Re: [PATCH RFC 4/4] mm: guest_memfd: Add ability for mmap'ing pages
From: Fuad Tabba
Date: Fri Aug 16 2024 - 07:20:10 EST
On Fri, 16 Aug 2024 at 10:48, David Hildenbrand <david@xxxxxxxxxx> wrote:
>
> On 15.08.24 09:24, Fuad Tabba wrote:
> > Hi David,
>
> Hi!
>
> >
> > On Tue, 6 Aug 2024 at 14:51, David Hildenbrand <david@xxxxxxxxxx> wrote:
> >>
> >>>
> >>> - if (gmem_flags & GUEST_MEMFD_FLAG_NO_DIRECT_MAP) {
> >>> + if (!ops->accessible && (gmem_flags & GUEST_MEMFD_FLAG_NO_DIRECT_MAP)) {
> >>> r = guest_memfd_folio_private(folio);
> >>> if (r)
> >>> goto out_err;
> >>> @@ -107,6 +109,82 @@ struct folio *guest_memfd_grab_folio(struct file *file, pgoff_t index, u32 flags
> >>> }
> >>> EXPORT_SYMBOL_GPL(guest_memfd_grab_folio);
> >>>
> >>> +int guest_memfd_make_inaccessible(struct file *file, struct folio *folio)
> >>> +{
> >>> + unsigned long gmem_flags = (unsigned long)file->private_data;
> >>> + unsigned long i;
> >>> + int r;
> >>> +
> >>> + unmap_mapping_folio(folio);
> >>> +
> >>> + /**
> >>> + * We can't use the refcount. It might be elevated due to
> >>> + * guest/vcpu trying to access same folio as another vcpu
> >>> + * or because userspace is trying to access folio for same reason
> >>
> >> As discussed, that's insufficient. We really have to drive the refcount
> >> to 1 -- the single reference we expect.
> >>
> >> What is the exact problem you are running into here? Who can just grab a
> >> reference and maybe do nasty things with it?
> >
> > I was wondering, why do we need to check the refcount? Isn't it enough
> > to check for page_mapped() || page_maybe_dma_pinned(), while holding
> > the folio lock?
>
> (folio_mapped() + folio_maybe_dma_pinned())
>
> Not everything goes trough FOLL_PIN. vmsplice() is an example, or just
> some very simple read/write through /proc/pid/mem.
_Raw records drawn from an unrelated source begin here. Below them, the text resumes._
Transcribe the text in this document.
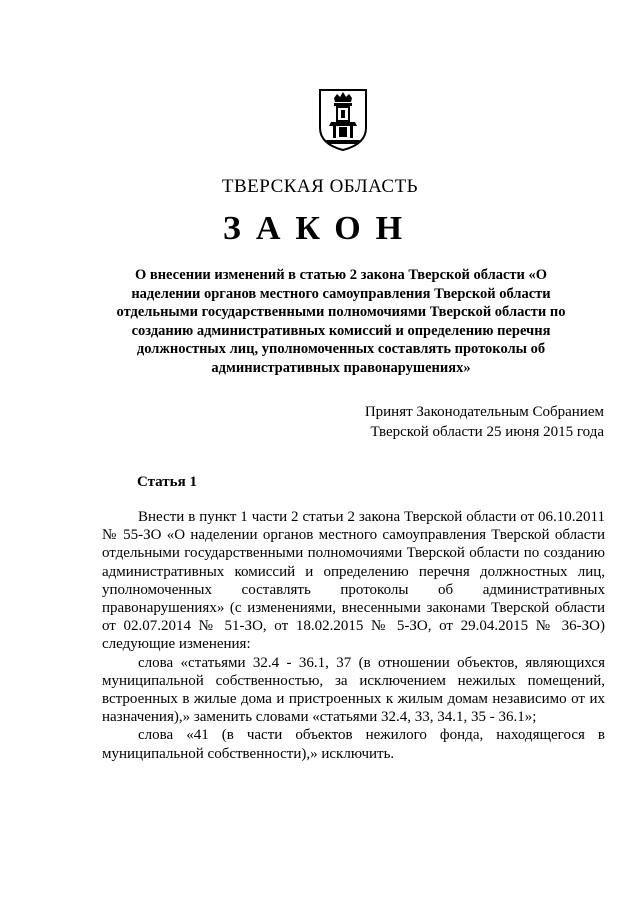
ТВЕРСКАЯ ОБЛАСТЬ
ЗАКОН
О внесении изменений в статью 2 закона Тверской области «О наделении органов местного самоуправления Тверской области отдельными государственными полномочиями Тверской области по созданию административных комиссий и определению перечня должностных лиц, уполномоченных составлять протоколы об административных правонарушениях»
Принят Законодательным Собранием
Тверской области 25 июня 2015 года
Статья 1

Внести в пункт 1 части 2 статьи 2 закона Тверской области от 06.10.2011 № 55-ЗО «О наделении органов местного самоуправления Тверской области отдельными государственными полномочиями Тверской области по созданию административных комиссий и определению перечня должностных лиц, уполномоченных составлять протоколы об административных правонарушениях» (с изменениями, внесенными законами Тверской области от 02.07.2014 № 51-ЗО, от 18.02.2015 № 5-ЗО, от 29.04.2015 № 36-ЗО) следующие изменения:

слова «статьями 32.4 - 36.1, 37 (в отношении объектов, являющихся муниципальной собственностью, за исключением нежилых помещений, встроенных в жилые дома и пристроенных к жилым домам независимо от их назначения),» заменить словами «статьями 32.4, 33, 34.1, 35 - 36.1»;

слова «41 (в части объектов нежилого фонда, находящегося в муниципальной собственности),» исключить.
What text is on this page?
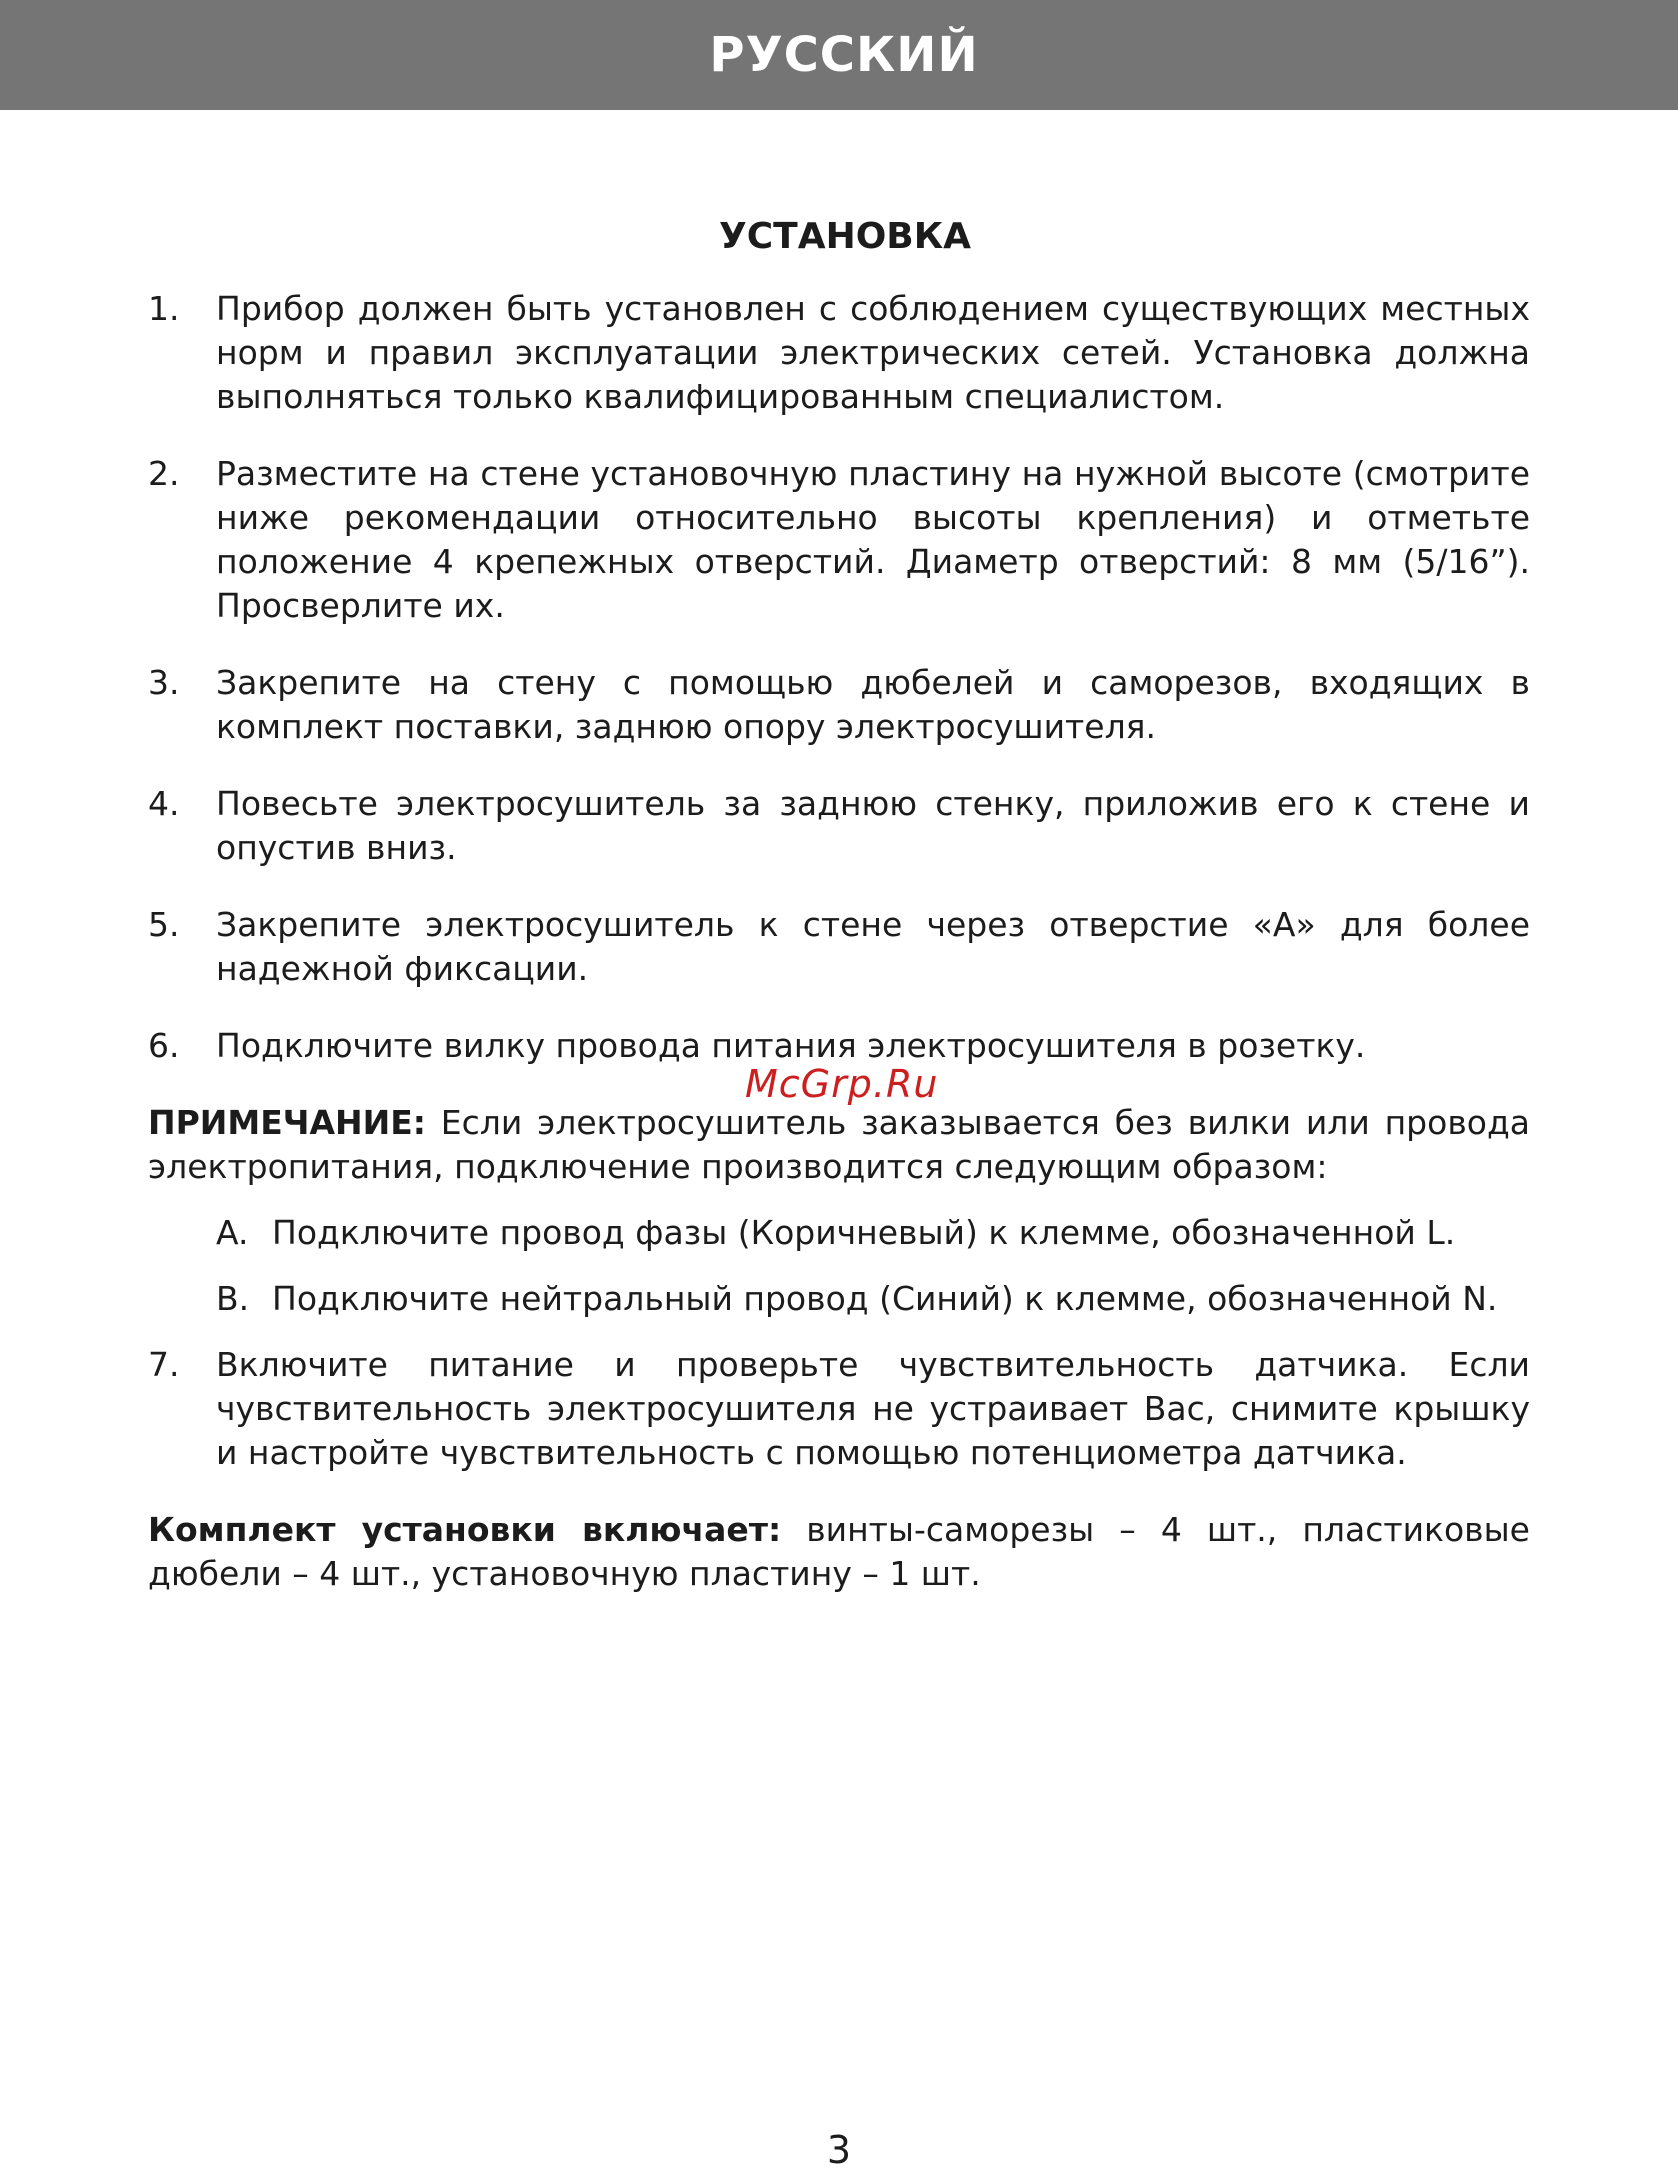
РУССКИЙ
УСТАНОВКА
1.	Прибор должен быть установлен с соблюдением существующих местных норм и правил эксплуатации электрических сетей. Установка должна выполняться только квалифицированным специалистом.
2.	Разместите на стене установочную пластину на нужной высоте (смотрите ниже рекомендации относительно высоты крепления) и отметьте положение 4 крепежных отверстий. Диаметр отверстий: 8 мм (5/16”). Просверлите их.
3.	Закрепите на стену с помощью дюбелей и саморезов, входящих в комплект поставки, заднюю опору электросушителя.
4.	Повесьте электросушитель за заднюю стенку, приложив его к стене и опустив вниз.
5.	Закрепите электросушитель к стене через отверстие «А» для более надежной фиксации.
6.	Подключите вилку провода питания электросушителя в розетку.

ПРИМЕЧАНИЕ: Если электросушитель заказывается без вилки или провода электропитания, подключение производится следующим образом:

A. Подключите провод фазы (Коричневый) к клемме, обозначенной L.
B. Подключите нейтральный провод (Синий) к клемме, обозначенной N.
7.	Включите питание и проверьте чувствительность датчика. Если чувствительность электросушителя не устраивает Вас, снимите крышку и настройте чувствительность с помощью потенциометра датчика.

Комплект установки включает: винты-саморезы – 4 шт., пластиковые дюбели – 4 шт., установочную пластину – 1 шт.

McGrp.Ru
3
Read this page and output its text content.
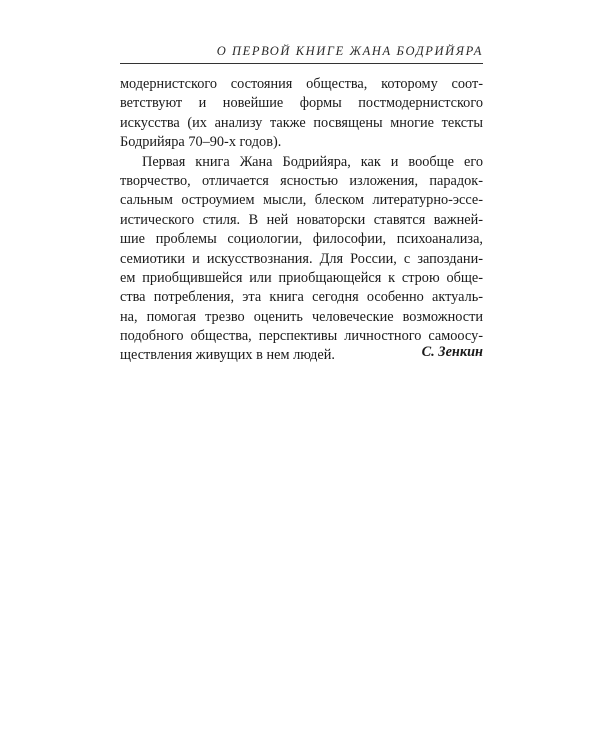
О ПЕРВОЙ КНИГЕ ЖАНА БОДРИЙЯРА
модернистского состояния общества, которому соот-
ветствуют и новейшие формы постмодернистского
искусства (их анализу также посвящены многие тексты
Бодрийяра 70–90-х годов).
Первая книга Жана Бодрийяра, как и вообще его
творчество, отличается ясностью изложения, парадок-
сальным остроумием мысли, блеском литературно-эссе-
истического стиля. В ней новаторски ставятся важней-
шие проблемы социологии, философии, психоанализа,
семиотики и искусствознания. Для России, с запоздани-
ем приобщившейся или приобщающейся к строю обще-
ства потребления, эта книга сегодня особенно актуаль-
на, помогая трезво оценить человеческие возможности
подобного общества, перспективы личностного самоосу-
ществления живущих в нем людей.	С. Зенкин
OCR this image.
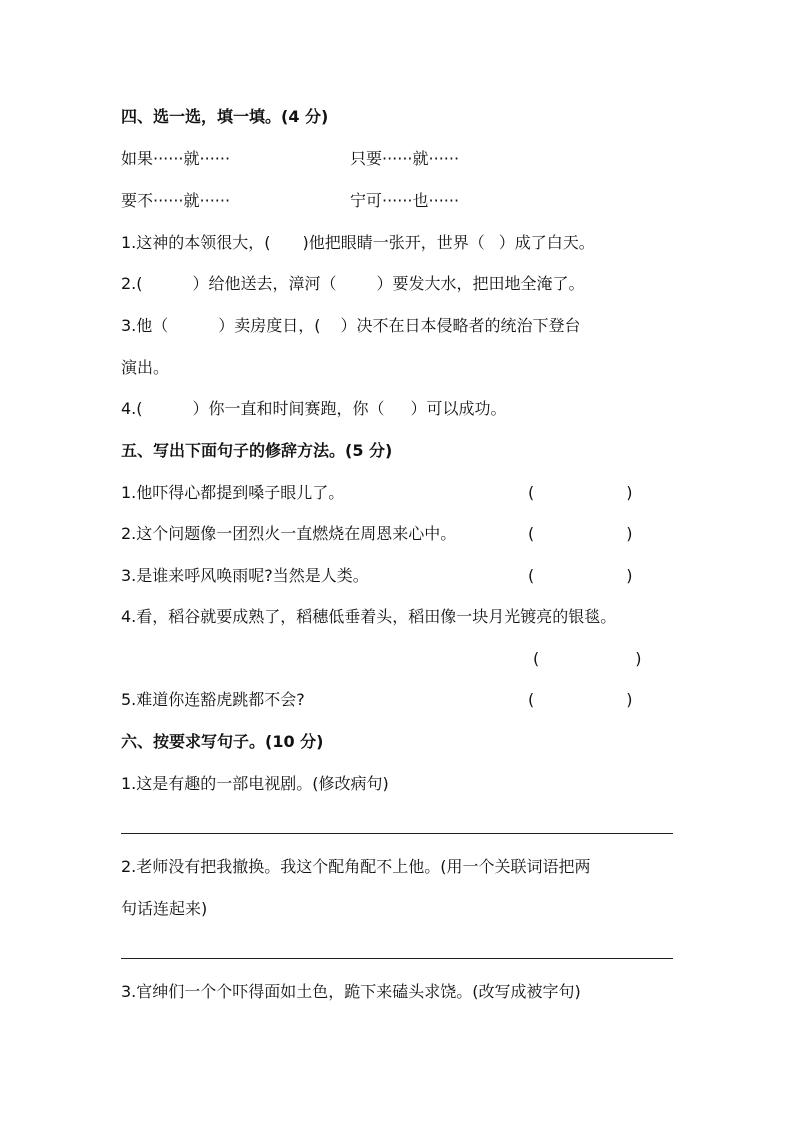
四、选一选，填一填。(4 分)
如果······就······	只要······就······
要不······就······	宁可······也······
1.这神的本领很大，( )他把眼睛一张开，世界（ ）成了白天。
2.(	）给他送去，漳河（	）要发大水，把田地全淹了。
3.他（	）卖房度日，( ）决不在日本侵略者的统治下登台
演出。
4.(	）你一直和时间赛跑，你（ ）可以成功。
五、写出下面句子的修辞方法。(5 分)
1.他吓得心都提到嗓子眼儿了。	(	)
2.这个问题像一团烈火一直燃烧在周恩来心中。	(	)
3.是谁来呼风唤雨呢?当然是人类。	(	)
4.看，稻谷就要成熟了，稻穗低垂着头，稻田像一块月光镀亮的银毯。
(	)
5.难道你连豁虎跳都不会?	(	)
六、按要求写句子。(10 分)
1.这是有趣的一部电视剧。(修改病句)
2.老师没有把我撤换。我这个配角配不上他。(用一个关联词语把两
句话连起来)
3.官绅们一个个吓得面如土色，跪下来磕头求饶。(改写成被字句)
Further, some
> O_DIRECT implementations still don't use FOLL_PIN.
>
> So if you see an additional folio reference, as soon as you mapped that
> thing to user space, you have to assume that it could be someone
> reading/writing that memory in possibly sane context. (vmsplice() should
> be using FOLL_PIN|FOLL_LONGTERM, but that's a longer discussion)
>
> (noting that also folio_maybe_dma_pinned() can have false positives in
> some cases due to speculative references or *many* references).
Thanks for the clarification!
/fuad
> --
> Cheers,
>
> David / dhildenb
>